1. Potential for providing common interest in otherwise fragmented departments.

My own department (Durham) has one of the broadest ranges of any UK anthropology department in the country today, although not as far as four field. As of September 2008 we shall share a building with Durham Archaeology and will move a bit closer towards a 'three' fields school. One thing that is abundantly clear to most, if not all, of us, is that there are real conflicts of interest between these subdisciplines and it takes more than a common ideological commitment to holism to make us collaborate efficiently. When it comes time to hire new staff members every group within my department puts forward their case for an additional expert in X, Y or Z and they all typically have merit. One of the areas that bridges all of our research clusters within anthropology turns out to be what we have labelled informatics. This roughly includes the number crunchers, the modellers and those whose primary interest in computers is the capacity to manage traditional data types more effectively. To this end, we implemented research wikis to facilitate research cooperation which is expressly NOT for teaching of undergraduates (though some people do integrate it into UG teaching) and is NOT for public dissemination. It's to make it possible to work with people despite geographic distance. One of the most interesting things for me has been the take up of these wikis-- it is not just the usual suspects of people comfortable with computers. And it has spawned a new wave of cross research cluster bids for HPC (High Performance Computing) to enable computationally demanding research to be done by people from any field of anthropology.

The thing that seems to have come out of a common interest in computational capacity has been the emergence of a set of common interests. We have always had a handful of people in Durham who were commited to biosocial approaches, but now we have an additional handful who are committed to a set of tools which are powerful and flexible enough to be useful to specialists in a wide range of disciplines and sub-disciplines. What this seems to have done is provide additional neutral(ish) ground for us to share some research goals without suddenly having to sacrifice what really interests us in order to have any sort of meeting of the minds. Within my department (with biological, medical, development and sociocultural anthropology research groups or clusters), it can be fragmented at times (though we're not impolite and don't have the battles I've heard of in other places), but the shared desire to use tools which in fact enhance different aspects of what all of us do, has given us reasons to pool resources and submit joint bids for infrastructure.
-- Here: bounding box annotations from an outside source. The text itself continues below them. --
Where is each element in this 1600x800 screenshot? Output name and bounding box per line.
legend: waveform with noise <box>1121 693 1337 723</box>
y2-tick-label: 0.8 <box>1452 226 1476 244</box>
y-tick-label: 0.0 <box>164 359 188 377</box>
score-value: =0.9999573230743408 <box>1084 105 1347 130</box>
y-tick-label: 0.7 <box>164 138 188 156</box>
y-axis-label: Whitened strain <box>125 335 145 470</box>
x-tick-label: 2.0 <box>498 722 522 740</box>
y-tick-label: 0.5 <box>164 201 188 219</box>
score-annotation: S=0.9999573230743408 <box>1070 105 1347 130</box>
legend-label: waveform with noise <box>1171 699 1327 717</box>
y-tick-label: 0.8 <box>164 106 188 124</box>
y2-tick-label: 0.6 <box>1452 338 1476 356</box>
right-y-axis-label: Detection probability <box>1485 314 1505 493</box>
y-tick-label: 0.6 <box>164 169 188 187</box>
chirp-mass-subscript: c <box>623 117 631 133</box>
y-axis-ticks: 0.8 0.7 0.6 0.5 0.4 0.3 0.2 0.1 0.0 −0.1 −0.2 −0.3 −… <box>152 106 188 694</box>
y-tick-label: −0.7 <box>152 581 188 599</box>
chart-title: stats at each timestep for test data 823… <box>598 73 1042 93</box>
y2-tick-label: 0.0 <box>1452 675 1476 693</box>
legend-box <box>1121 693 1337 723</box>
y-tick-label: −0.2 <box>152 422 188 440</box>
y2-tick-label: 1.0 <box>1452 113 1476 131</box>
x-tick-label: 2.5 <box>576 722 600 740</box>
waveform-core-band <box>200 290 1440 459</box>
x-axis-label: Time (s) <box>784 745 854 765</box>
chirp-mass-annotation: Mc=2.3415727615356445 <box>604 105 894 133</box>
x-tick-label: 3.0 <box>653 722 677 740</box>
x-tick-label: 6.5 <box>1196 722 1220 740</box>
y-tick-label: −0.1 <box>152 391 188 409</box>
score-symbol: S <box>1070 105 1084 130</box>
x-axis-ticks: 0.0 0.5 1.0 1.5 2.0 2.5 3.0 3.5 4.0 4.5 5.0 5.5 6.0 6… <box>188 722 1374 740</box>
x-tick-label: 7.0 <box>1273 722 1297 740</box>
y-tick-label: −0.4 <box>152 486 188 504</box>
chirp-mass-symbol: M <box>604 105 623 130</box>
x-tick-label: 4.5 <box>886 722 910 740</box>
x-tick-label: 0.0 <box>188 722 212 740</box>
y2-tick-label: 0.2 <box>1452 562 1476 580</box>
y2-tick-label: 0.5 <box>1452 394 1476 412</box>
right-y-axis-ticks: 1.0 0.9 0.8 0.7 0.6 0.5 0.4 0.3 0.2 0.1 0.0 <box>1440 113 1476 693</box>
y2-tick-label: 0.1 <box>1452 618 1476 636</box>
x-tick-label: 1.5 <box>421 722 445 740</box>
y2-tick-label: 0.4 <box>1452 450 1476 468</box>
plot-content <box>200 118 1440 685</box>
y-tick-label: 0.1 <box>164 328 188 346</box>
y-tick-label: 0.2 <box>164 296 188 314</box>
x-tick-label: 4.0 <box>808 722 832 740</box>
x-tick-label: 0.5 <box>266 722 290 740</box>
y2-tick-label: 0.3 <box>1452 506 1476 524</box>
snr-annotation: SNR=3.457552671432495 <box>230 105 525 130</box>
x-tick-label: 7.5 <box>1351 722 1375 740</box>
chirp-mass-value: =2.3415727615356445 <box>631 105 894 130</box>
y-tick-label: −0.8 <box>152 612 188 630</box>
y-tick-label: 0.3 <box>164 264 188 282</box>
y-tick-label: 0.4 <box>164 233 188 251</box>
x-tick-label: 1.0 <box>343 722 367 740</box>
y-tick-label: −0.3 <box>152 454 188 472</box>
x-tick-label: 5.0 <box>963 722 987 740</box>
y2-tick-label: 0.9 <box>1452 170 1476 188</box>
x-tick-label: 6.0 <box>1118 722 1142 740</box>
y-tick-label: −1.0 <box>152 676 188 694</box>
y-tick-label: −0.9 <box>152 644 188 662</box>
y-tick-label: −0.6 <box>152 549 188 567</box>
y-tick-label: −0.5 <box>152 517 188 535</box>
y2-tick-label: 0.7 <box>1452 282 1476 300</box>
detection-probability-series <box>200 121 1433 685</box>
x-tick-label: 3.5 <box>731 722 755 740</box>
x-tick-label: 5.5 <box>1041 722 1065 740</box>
It seems to me that one of the ways in which e-anthropology relates to the four fields, is that it offers an area for investment which needn't privilege any one field over another (unlike, for example, a wet lab which might not get used by 75% of staff members). While this may seem trivial and slightly tangential. I think this has contributed to increased unity within the department and made us more tolerant (and supportive) of one another's sub-disciplinary enthusiasms.